Thursday, January 28, 2021

#28 Life lessons from Groundhog Day

Yep, I'm watching Groundhog Day this evening. Spoiler alert--I'm going to talk about the entire movie!

I decided to watch this after I listened to an episode of Hidden Brain called Minimizing Pain, Maximizing Joy. One of the main ideas in this episode is that we create our own suffering--that the bad things that happen aren't necessarily the source of our suffering, but our reaction to what happens is what causes us the most pain. Here is a link to the transcript on a site called "Happy Scribe" I found.

The premise of Groundhog Day is that Weatherman Phil gets stuck in the same day over and over again, which happens to be Groundhog Day.

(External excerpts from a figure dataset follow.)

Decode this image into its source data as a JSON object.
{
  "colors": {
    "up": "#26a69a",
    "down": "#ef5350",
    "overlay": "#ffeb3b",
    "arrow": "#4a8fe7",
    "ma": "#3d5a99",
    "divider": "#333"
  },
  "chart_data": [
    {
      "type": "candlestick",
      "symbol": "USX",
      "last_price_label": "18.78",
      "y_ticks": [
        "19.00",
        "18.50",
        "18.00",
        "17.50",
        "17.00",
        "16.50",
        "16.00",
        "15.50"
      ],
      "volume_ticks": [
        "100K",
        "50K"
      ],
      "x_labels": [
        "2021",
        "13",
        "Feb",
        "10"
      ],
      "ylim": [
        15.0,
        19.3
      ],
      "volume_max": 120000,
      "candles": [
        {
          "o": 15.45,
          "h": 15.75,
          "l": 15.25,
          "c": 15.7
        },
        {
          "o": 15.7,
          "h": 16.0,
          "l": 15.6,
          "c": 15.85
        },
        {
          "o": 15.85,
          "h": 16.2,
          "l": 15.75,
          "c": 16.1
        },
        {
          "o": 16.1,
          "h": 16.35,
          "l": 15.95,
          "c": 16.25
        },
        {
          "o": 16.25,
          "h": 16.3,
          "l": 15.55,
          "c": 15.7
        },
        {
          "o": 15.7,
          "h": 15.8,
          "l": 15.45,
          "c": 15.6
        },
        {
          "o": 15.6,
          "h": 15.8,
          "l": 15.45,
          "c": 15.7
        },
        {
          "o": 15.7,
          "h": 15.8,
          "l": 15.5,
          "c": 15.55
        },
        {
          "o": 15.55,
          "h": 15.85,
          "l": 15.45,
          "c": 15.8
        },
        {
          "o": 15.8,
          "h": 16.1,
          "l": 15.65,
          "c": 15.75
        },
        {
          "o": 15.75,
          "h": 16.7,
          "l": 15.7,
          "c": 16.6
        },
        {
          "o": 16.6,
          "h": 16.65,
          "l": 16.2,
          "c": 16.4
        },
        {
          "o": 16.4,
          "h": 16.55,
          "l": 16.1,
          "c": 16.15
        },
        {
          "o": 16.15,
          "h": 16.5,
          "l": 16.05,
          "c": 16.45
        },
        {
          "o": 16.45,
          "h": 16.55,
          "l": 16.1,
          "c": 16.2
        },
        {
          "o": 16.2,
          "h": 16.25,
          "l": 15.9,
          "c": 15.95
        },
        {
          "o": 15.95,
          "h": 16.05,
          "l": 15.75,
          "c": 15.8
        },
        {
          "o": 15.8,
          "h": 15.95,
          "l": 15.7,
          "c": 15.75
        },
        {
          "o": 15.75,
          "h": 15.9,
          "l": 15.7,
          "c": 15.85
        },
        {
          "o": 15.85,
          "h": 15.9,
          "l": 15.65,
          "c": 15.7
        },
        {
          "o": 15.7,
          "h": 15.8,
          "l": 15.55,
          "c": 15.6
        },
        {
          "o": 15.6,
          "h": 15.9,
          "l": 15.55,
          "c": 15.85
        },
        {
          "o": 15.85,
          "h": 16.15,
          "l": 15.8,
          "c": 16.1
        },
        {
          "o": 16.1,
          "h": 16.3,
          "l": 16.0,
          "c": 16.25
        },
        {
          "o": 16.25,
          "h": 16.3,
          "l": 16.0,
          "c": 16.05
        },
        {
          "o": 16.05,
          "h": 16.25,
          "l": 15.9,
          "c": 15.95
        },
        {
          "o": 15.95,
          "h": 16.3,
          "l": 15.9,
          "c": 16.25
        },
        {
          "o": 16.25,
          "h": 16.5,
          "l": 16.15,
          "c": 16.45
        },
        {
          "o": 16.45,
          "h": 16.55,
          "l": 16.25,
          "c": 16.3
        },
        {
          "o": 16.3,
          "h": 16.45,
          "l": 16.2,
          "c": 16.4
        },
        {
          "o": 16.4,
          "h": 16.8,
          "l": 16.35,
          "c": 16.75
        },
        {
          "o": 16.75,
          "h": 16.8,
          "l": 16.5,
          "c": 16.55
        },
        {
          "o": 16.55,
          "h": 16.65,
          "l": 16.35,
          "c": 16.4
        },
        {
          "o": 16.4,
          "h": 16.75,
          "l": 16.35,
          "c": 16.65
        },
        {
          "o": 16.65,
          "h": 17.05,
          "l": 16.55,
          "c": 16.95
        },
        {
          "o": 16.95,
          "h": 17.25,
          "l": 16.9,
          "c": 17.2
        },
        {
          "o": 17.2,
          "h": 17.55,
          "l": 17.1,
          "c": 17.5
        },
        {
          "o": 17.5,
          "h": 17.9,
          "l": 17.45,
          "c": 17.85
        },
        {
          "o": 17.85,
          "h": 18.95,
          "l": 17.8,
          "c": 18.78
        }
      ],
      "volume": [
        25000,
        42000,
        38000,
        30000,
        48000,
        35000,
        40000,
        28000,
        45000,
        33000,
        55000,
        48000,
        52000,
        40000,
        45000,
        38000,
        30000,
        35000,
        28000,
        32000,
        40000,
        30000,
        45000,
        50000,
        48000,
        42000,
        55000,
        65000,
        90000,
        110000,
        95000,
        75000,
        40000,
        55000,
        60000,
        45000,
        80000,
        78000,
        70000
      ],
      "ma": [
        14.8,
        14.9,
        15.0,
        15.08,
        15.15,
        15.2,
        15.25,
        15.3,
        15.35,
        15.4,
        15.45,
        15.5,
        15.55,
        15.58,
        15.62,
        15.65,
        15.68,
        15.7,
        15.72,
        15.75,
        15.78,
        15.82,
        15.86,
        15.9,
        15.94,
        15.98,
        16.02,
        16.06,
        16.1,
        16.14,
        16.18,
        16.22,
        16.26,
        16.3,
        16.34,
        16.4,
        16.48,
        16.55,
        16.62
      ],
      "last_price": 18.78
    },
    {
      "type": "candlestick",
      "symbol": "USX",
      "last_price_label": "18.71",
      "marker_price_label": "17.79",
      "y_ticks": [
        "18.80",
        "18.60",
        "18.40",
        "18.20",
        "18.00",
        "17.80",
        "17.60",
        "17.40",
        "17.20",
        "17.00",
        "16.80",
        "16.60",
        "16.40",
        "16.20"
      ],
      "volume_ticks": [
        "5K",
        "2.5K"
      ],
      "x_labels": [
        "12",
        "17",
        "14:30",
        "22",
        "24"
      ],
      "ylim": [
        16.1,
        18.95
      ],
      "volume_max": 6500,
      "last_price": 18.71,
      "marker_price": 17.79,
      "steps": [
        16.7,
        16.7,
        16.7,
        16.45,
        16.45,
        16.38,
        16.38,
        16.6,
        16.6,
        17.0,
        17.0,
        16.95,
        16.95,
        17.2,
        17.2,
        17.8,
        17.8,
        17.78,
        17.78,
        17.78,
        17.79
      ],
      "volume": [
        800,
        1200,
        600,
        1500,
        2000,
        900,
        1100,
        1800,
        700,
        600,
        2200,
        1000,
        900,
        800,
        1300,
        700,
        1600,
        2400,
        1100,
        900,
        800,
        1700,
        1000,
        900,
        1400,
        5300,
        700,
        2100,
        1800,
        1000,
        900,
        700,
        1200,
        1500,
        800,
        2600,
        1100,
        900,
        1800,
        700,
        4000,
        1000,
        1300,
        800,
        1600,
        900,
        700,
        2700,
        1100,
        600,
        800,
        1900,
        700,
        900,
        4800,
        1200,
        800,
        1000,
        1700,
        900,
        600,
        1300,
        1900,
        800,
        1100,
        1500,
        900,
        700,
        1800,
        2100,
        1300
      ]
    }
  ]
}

Phil is a pretty miserable, mean, conceited guy who complains all the time. We watch him try all sorts of stuff to free himself from the day. To quote the podcast, Phil hasn't figured out that the world is not the cause of his problems.

No, he can't. He's he's trapped. He hasn't figured it out. And a lot of people actually haven't figured it out as well. A lot of us normal people, that much of the suffering we experience is due to our response to the events of life. And that's a tragedy. You know, you have one life to live and to spend it living the same day over and over when you have other options open.

The first time I watched this movie was only a few years ago and I thought that he didn't get released from "the curse" until he learned to help other people. On the second go-round tonight I still agree with myself, but I see another meaning after hearing Hidden Brain. It is about taking ownership of my own life, of deciding to be happy despite circumstances. Or, like the podcast says, of not creating my own suffering.

There is a line in the movie that just went by. Phil is trying to convince Rita that he is stuck in the same day. She says to him, "I don't know Phil, maybe it's not a curse. Maybe it's just how you look at it." 

That just about sums up my life of lockdown in Israel. I can think of it as a curse and make my entire life revolve around work as a way to endure the monotony. Or I can do more things to nurture my own self, things that I should do wherever I live, no matter what is going on: scrapbook, get up early and enjoy the sunrise, enjoy flannel sheets, stop working in the afternoon so I have time not work, figure out how to cook, maybe take Hebrew lessons. Whatever it is, the point is that I can be happy despite covid, despite lockdown, despite whatever the outside world is doing.